Partial pressure of CO2 and air-sea CO2 fluxes in the South China Sea: Synthesis of an 18-year dataset

Abstract

This study synthesizes spatial and temporal variations in surface seawater pCO2 (partial pressure of CO2) and associated air-sea CO2 fluxes in the largest marginal sea of the North Pacific, the South China Sea (SCS), based on a large dataset collected from 47 surveys during 2000–2018. We categorized the SCS into five domains featuring different physical and biogeochemical characteristics to better understand the seasonality of SCS pCO2 dynamics and constrain the CO2 fluxes.
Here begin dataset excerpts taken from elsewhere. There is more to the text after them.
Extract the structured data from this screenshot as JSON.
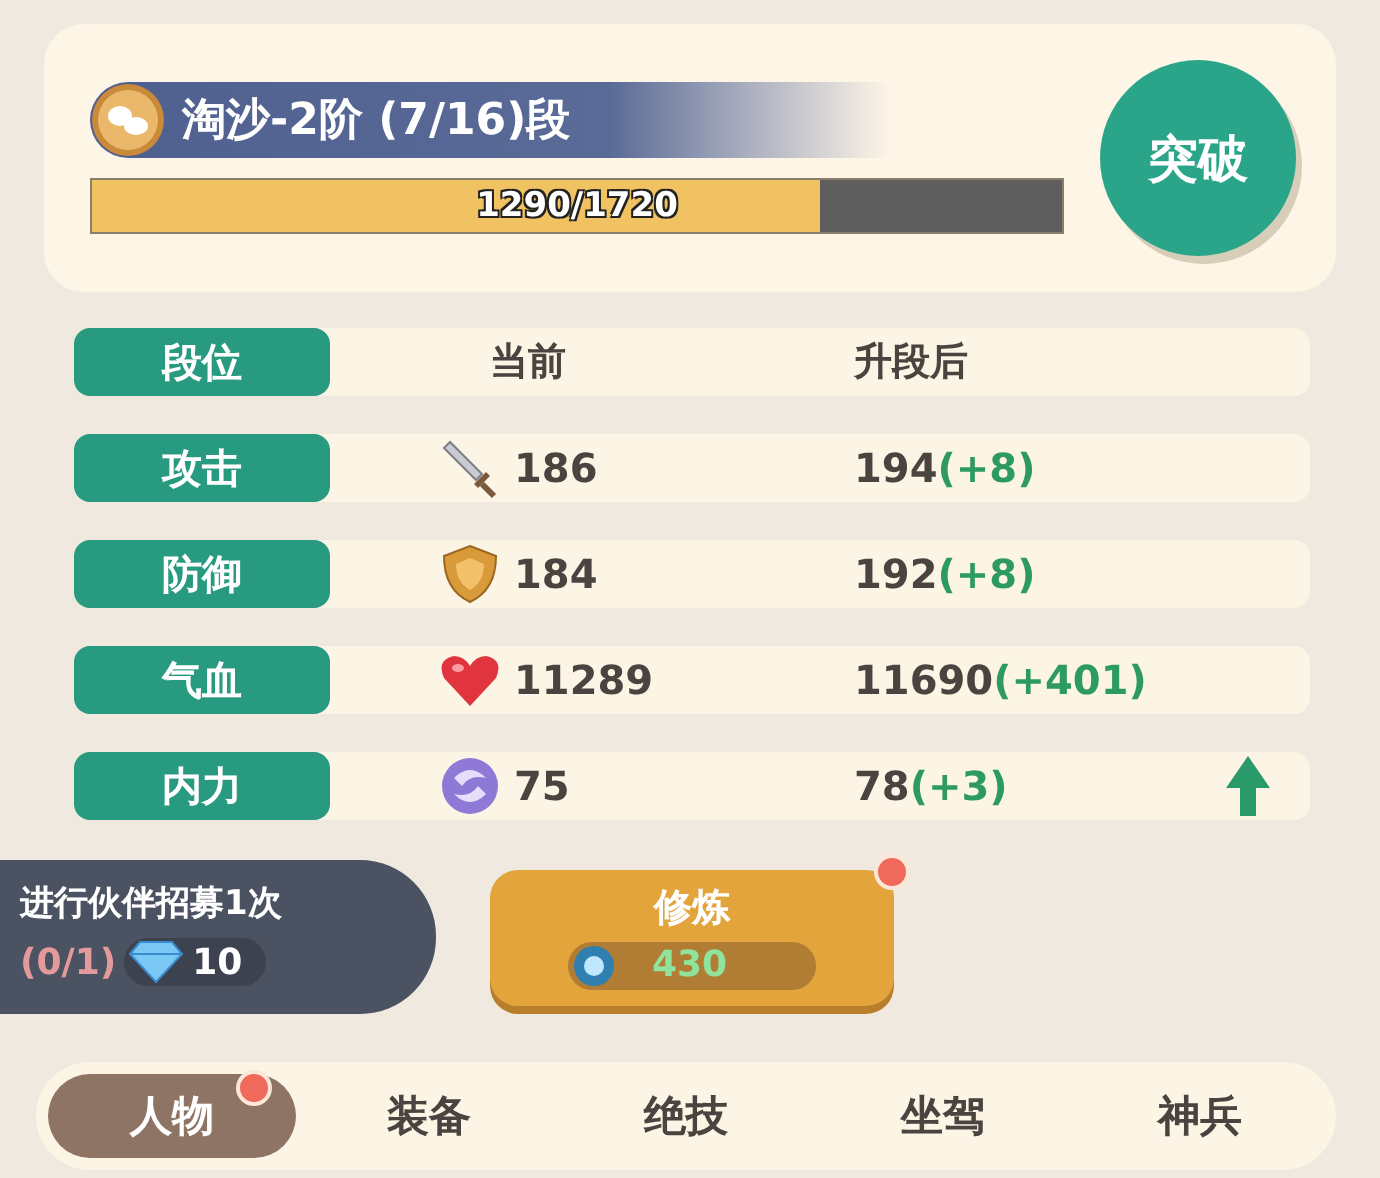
{
  "header": {
    "title": "淘沙-2阶 (7/16)段",
    "progress": {
      "level": 0.75,
      "reading": "1290/1720"
    },
    "breakthrough_button": "突破"
  },
  "stats": {
    "columns": [
      "段位",
      "当前",
      "升段后"
    ],
    "rows": [
      {
        "name": "攻击",
        "kind": "attack",
        "current": "186",
        "next": "194",
        "gain": "(+8)",
        "improvable": false
      },
      {
        "name": "防御",
        "kind": "defense",
        "current": "184",
        "next": "192",
        "gain": "(+8)",
        "improvable": false
      },
      {
        "name": "气血",
        "kind": "health",
        "current": "11289",
        "next": "11690",
        "gain": "(+401)",
        "improvable": false
      },
      {
        "name": "内力",
        "kind": "energy",
        "current": "75",
        "next": "78",
        "gain": "(+3)",
        "improvable": true
      }
    ]
  },
  "task": {
    "text": "进行伙伴招募1次",
    "progress": "(0/1)",
    "cost": "10"
  },
  "train_button": {
    "label": "修炼",
    "cost": "430",
    "alert": true
  },
  "tabs": [
    {
      "label": "人物",
      "selected": true,
      "alert": true
    },
    {
      "label": "装备",
      "selected": false,
      "alert": false
    },
    {
      "label": "绝技",
      "selected": false,
      "alert": false
    },
    {
      "label": "坐驾",
      "selected": false,
      "alert": false
    },
    {
      "label": "神兵",
      "selected": false,
      "alert": false
    }
  ]
}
The five domains are (A) the northern SCS shelf, (B) the northern SCS slope, (C) the SCS basin, (D) West of the Luzon Strait, and (E) the western SCS. We found a large spatial variability in sea surface pCO2 in the SCS, except during winter when values remained in a narrow range of 300 to 360 μatm. In general, seasonal variability was evident in surface water pCO2 values from the northern SCS (Domains A, B and D), with lower values during the cold seasons and higher values during the warm seasons, except in the Pearl River plume (150–650 μatm) and the area off northwest Luzon where winter upwelling occurred (370–470 μatm). In the SCS basin and the western SCS (Domains C and E), pCO2 in surface waters was generally higher than in the atmosphere (380–420 μatm). We also revealed large intra-seasonal variations in the northern SCS during monsoonal transitions in both spring and fall. In spring, pCO2 increased with temperature in the northern SCS, which was a CO2 sink in March but became a CO2 source in May with April as a transitional month. Fall is also a transitional season for the northern SCS, where it changes from a CO2 source back to a CO2 sink. The area-weighted CO2 fluxes across the entire SCS were −1.1 ± 2.2 mmol m−2 d−1 in winter, 0.9 ± 0.9 mmol m−2 d−1 in spring, 2.5 ± 1.4 mmol m−2 d−1 in summer and 1.9 ± 1.1 mmol m−2 d−1 in fall. Nevertheless, on an annual basis, the average CO2 flux from the SCS was 1.2 ± 1.7 mmol m−2 d−1. Enhanced carbon sink on the northern SCS shelf was observed in winter. The annual average CO2 flux was significantly lower than the previous estimate, which can largely be attributed to the addition of new datasets in the previously under-sampled seasons and regions.